Our client, a leading Software, Information and Communication Technologies company, operates internationally (Athens, Brussels, Luxembourg, Copenhagen, Stockholm, London, Nicosia, Hong-Kong, Valetta, etc). Our client is a renowned supplier of IT services to government institutions, multinational corporations, public administrations and multinational companies, research and academic institutes.
Role Overview
Our client currently has a vacancy for a Data Engineer Expert fluent in English, to offer his / her services as an expert who will be based in Luxembourg. The work will be carried out either in the company’s premises or on site at customer premises. In the context of the first assignment, the successful candidate will be integrated in the Development team of the company that will closely cooperate with a major client’s IT team on site.

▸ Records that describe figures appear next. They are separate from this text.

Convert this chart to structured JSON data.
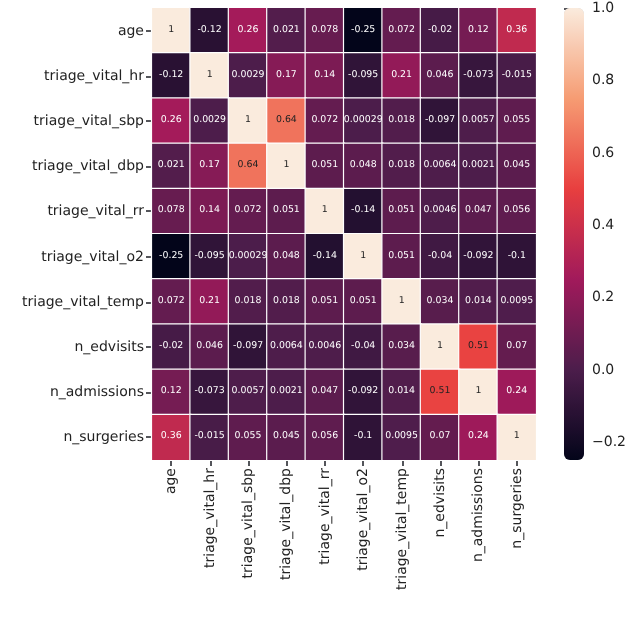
{
  "chart_data": {
    "type": "heatmap",
    "categories": [
      "age",
      "triage_vital_hr",
      "triage_vital_sbp",
      "triage_vital_dbp",
      "triage_vital_rr",
      "triage_vital_o2",
      "triage_vital_temp",
      "n_edvisits",
      "n_admissions",
      "n_surgeries"
    ],
    "y_categories": [
      "age",
      "triage_vital_hr",
      "triage_vital_sbp",
      "triage_vital_dbp",
      "triage_vital_rr",
      "triage_vital_o2",
      "triage_vital_temp",
      "n_edvisits",
      "n_admissions",
      "n_surgeries"
    ],
    "cells": [
      [
        1,
        -0.12,
        0.26,
        0.021,
        0.078,
        -0.25,
        0.072,
        -0.02,
        0.12,
        0.36
      ],
      [
        -0.12,
        1,
        0.0029,
        0.17,
        0.14,
        -0.095,
        0.21,
        0.046,
        -0.073,
        -0.015
      ],
      [
        0.26,
        0.0029,
        1,
        0.64,
        0.072,
        0.00029,
        0.018,
        -0.097,
        0.0057,
        0.055
      ],
      [
        0.021,
        0.17,
        0.64,
        1,
        0.051,
        0.048,
        0.018,
        0.0064,
        0.0021,
        0.045
      ],
      [
        0.078,
        0.14,
        0.072,
        0.051,
        1,
        -0.14,
        0.051,
        0.0046,
        0.047,
        0.056
      ],
      [
        -0.25,
        -0.095,
        0.00029,
        0.048,
        -0.14,
        1,
        0.051,
        -0.04,
        -0.092,
        -0.1
      ],
      [
        0.072,
        0.21,
        0.018,
        0.018,
        0.051,
        0.051,
        1,
        0.034,
        0.014,
        0.0095
      ],
      [
        -0.02,
        0.046,
        -0.097,
        0.0064,
        0.0046,
        -0.04,
        0.034,
        1,
        0.51,
        0.07
      ],
      [
        0.12,
        -0.073,
        0.0057,
        0.0021,
        0.047,
        -0.092,
        0.014,
        0.51,
        1,
        0.24
      ],
      [
        0.36,
        -0.015,
        0.055,
        0.045,
        0.056,
        -0.1,
        0.0095,
        0.07,
        0.24,
        1
      ]
    ],
    "clim": [
      -0.25,
      1
    ],
    "cticks": [
      {
        "value": -0.2,
        "label": "−0.2"
      },
      {
        "value": 0,
        "label": "0.0"
      },
      {
        "value": 0.2,
        "label": "0.2"
      },
      {
        "value": 0.4,
        "label": "0.4"
      },
      {
        "value": 0.6,
        "label": "0.6"
      },
      {
        "value": 0.8,
        "label": "0.8"
      },
      {
        "value": 1,
        "label": "1.0"
      }
    ],
    "data_labels": true
  }
}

Job type : Full time / Permanent
Location : Luxembourg
Workplace : Onsite
Please note that we can consider only EU candidates for this position due to security clearance.
Requirements
- University degree in Data Science or relevant discipline, combined with minimum 10 years of relevant working experience in IT;
- At least 10 years of experience with relational and analytical databases, including Microsoft SQL Server, Oracle, PostgreSQL, and Amazon Redshift;
- At least 10 years of experience in SQL / SQL-PL for data querying, transformation, and optimisation.

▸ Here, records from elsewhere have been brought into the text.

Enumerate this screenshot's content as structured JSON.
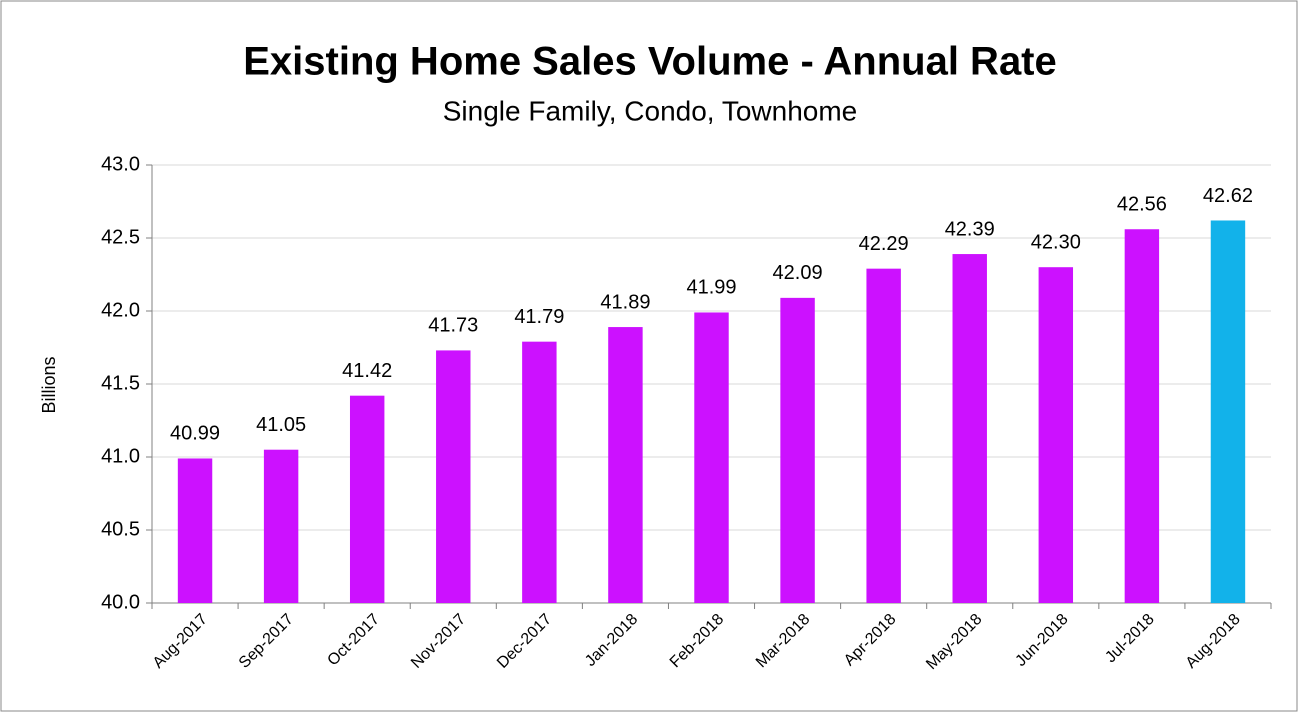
{
  "chart_data": {
    "type": "bar",
    "title": "Existing Home Sales Volume - Annual Rate",
    "subtitle": "Single Family, Condo, Townhome",
    "y_label": "Billions",
    "categories": [
      "Aug-2017",
      "Sep-2017",
      "Oct-2017",
      "Nov-2017",
      "Dec-2017",
      "Jan-2018",
      "Feb-2018",
      "Mar-2018",
      "Apr-2018",
      "May-2018",
      "Jun-2018",
      "Jul-2018",
      "Aug-2018"
    ],
    "values": [
      40.99,
      41.05,
      41.42,
      41.73,
      41.79,
      41.89,
      41.99,
      42.09,
      42.29,
      42.39,
      42.3,
      42.56,
      42.62
    ],
    "value_labels": [
      "40.99",
      "41.05",
      "41.42",
      "41.73",
      "41.79",
      "41.89",
      "41.99",
      "42.09",
      "42.29",
      "42.39",
      "42.30",
      "42.56",
      "42.62"
    ],
    "colors": [
      "#cc11ff",
      "#cc11ff",
      "#cc11ff",
      "#cc11ff",
      "#cc11ff",
      "#cc11ff",
      "#cc11ff",
      "#cc11ff",
      "#cc11ff",
      "#cc11ff",
      "#cc11ff",
      "#cc11ff",
      "#12b2ea"
    ],
    "ylim": [
      40,
      43
    ],
    "yticks": [
      {
        "value": 40,
        "label": "40.0"
      },
      40.5,
      {
        "value": 41,
        "label": "41.0"
      },
      41.5,
      {
        "value": 42,
        "label": "42.0"
      },
      42.5,
      {
        "value": 43,
        "label": "43.0"
      }
    ],
    "grid": true
  }
}
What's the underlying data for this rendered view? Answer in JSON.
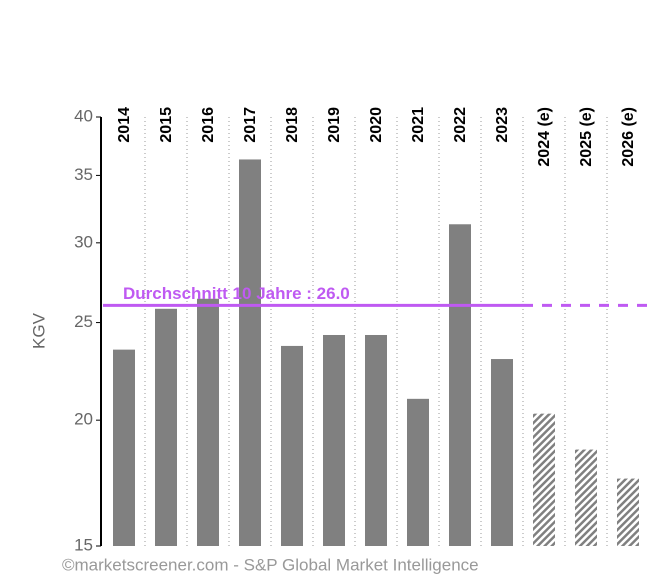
{
  "chart_data": {
    "type": "bar",
    "categories": [
      "2014",
      "2015",
      "2016",
      "2017",
      "2018",
      "2019",
      "2020",
      "2021",
      "2022",
      "2023",
      "2024 (e)",
      "2025 (e)",
      "2026 (e)"
    ],
    "values": [
      23.5,
      25.8,
      26.4,
      36.3,
      23.7,
      24.3,
      24.3,
      21.0,
      31.3,
      23.0,
      20.3,
      18.7,
      17.5
    ],
    "hatched": [
      false,
      false,
      false,
      false,
      false,
      false,
      false,
      false,
      false,
      false,
      true,
      true,
      true
    ],
    "color": "#808080",
    "ylabel": "KGV",
    "log_scale": true,
    "ylim": [
      15,
      40
    ],
    "yticks": [
      15,
      20,
      25,
      30,
      35,
      40
    ],
    "grid": true,
    "average": {
      "value": 26.0,
      "label": "Durchschnitt 10 Jahre : 26.0",
      "color": "#bf5af2"
    },
    "footer": "©marketscreener.com - S&P Global Market Intelligence"
  }
}
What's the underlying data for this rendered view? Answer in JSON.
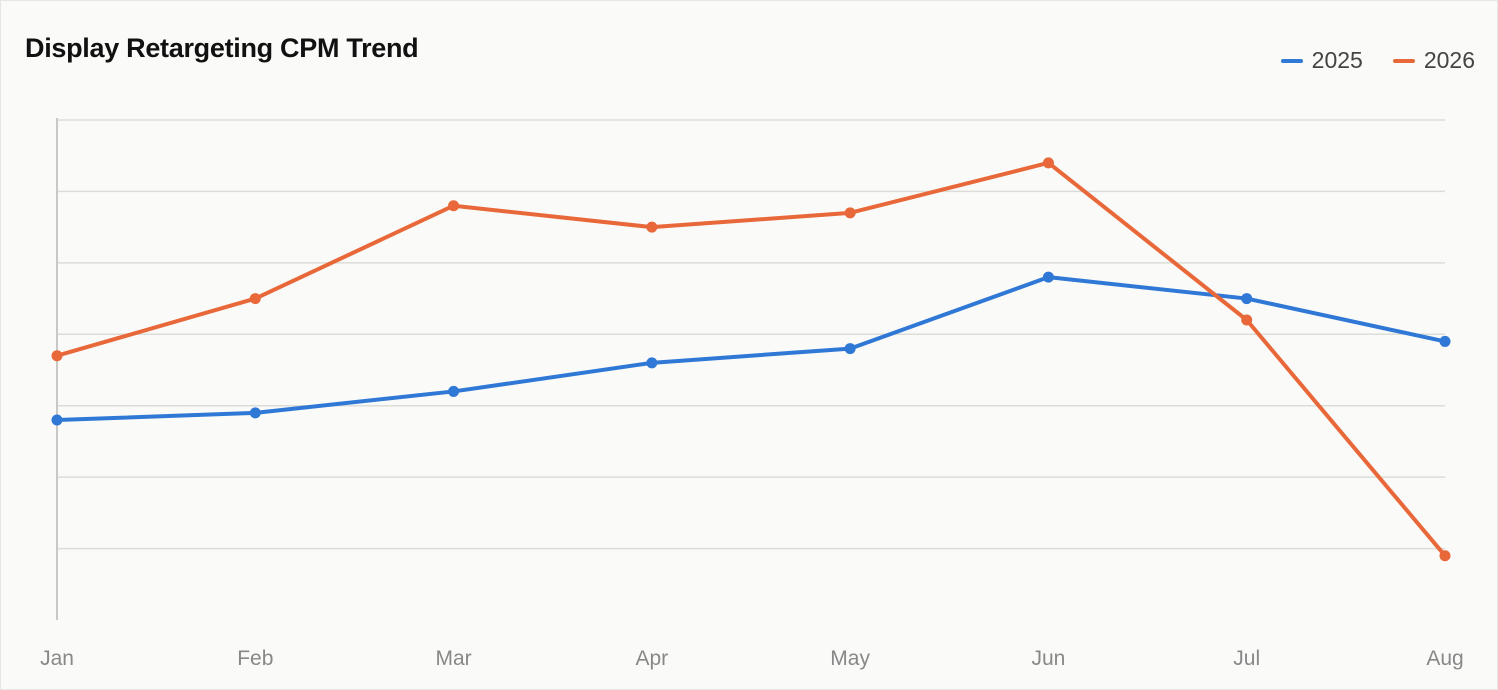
{
  "chart_data": {
    "type": "line",
    "title": "Display Retargeting CPM Trend",
    "xlabel": "",
    "ylabel": "",
    "categories": [
      "Jan",
      "Feb",
      "Mar",
      "Apr",
      "May",
      "Jun",
      "Jul",
      "Aug"
    ],
    "ylim": [
      0,
      7
    ],
    "y_ticks": [
      0,
      1,
      2,
      3,
      4,
      5,
      6,
      7
    ],
    "y_tick_labels_shown": false,
    "grid": true,
    "legend_position": "top-right",
    "series": [
      {
        "name": "2025",
        "color": "#2f78d6",
        "values": [
          2.8,
          2.9,
          3.2,
          3.6,
          3.8,
          4.8,
          4.5,
          3.9
        ]
      },
      {
        "name": "2026",
        "color": "#e8683a",
        "values": [
          3.7,
          4.5,
          5.8,
          5.5,
          5.7,
          6.4,
          4.2,
          0.9
        ]
      }
    ]
  }
}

- At least 10 years of experience in the use of the Microsoft Office Suite (Word, Excel, PowerPoint);
- At least 7 years of experience leading Business Intelligence (BI) development initiatives;
- At least 7 years of experience in the design and implementation of data marts;
- At least 7 years of experience implementing database synchronisation tools developed in PL / SQL for Oracle;
- At least 5 years of experience with cloud-based data integration and analytics solutions on Microsoft Azure, including Azure Data Factory, Azure Synapse Pipelines and / or Fabric, Azure Synapse Analytics, Azure Data Warehouse, Azure Synapse Apache Spark Pools, Azure Data Lake Storage Gen2, and Azure Stream Analytics;
- At least 5 years of experience with Microsoft Power BI, including data modelling using M and calculations using DAX;
- At least 5 years of experience using Python, particularly notebooks for data analysis and processing;
- At least 4 years of experience with ETL and analytical solutions, including Microsoft SSIS and SSAS (multidimensional and tabular);
- At least 4 years of experience in Azure Data Warehouse (DWH) implementation;
- At least 4 years of hands-on experience with Microsoft SQL Server Management Studio (SSMS) and Oracle Developer;
- At least 2 years of experience with enterprise reporting and analytics tools, such as Qlik Sense, Tableau, and SQL Server Analysis Services (SSAS);
- At least 2 years of experience working with Confluence and JIRA in agile or structured project environments;
- At least 1 year of experience with network topology concepts, including TCP / IP, load balancers and proxy servers;
- At least 1 year of experience applying Business Intelligence solutions to process-driven applications;
- Excellent command of the English language.
Responsibilities
Provide technical consultancy for Data Engineering initiatives across multiple projects;Lead and contribute to Business Intelligence (BI) implementation projects on Microsoft Azure, ensuring robust and scalable solutions;Analyse, design, and implement cloud-based data architectures, including data ingestion, storage, processing, and security components on Azure;Manage, monitor, and optimise data ingestion pipelines, data storage solutions, and data processing workflows;Develop and maintain data platforms, ensuring data quality, security, and regulatory adherence;Draft, review, and maintain technical, functional, and non-functional specifications in close collaboration with Enterprise Architecture and Operations teams;Actively participate in technical working groups and project meetings, collaborating with developers, project teams, stakeholders, and both technical and non-technical users;Communicate complex technical concepts clearly to non-expert audiences, supporting alignment between business and technical teams.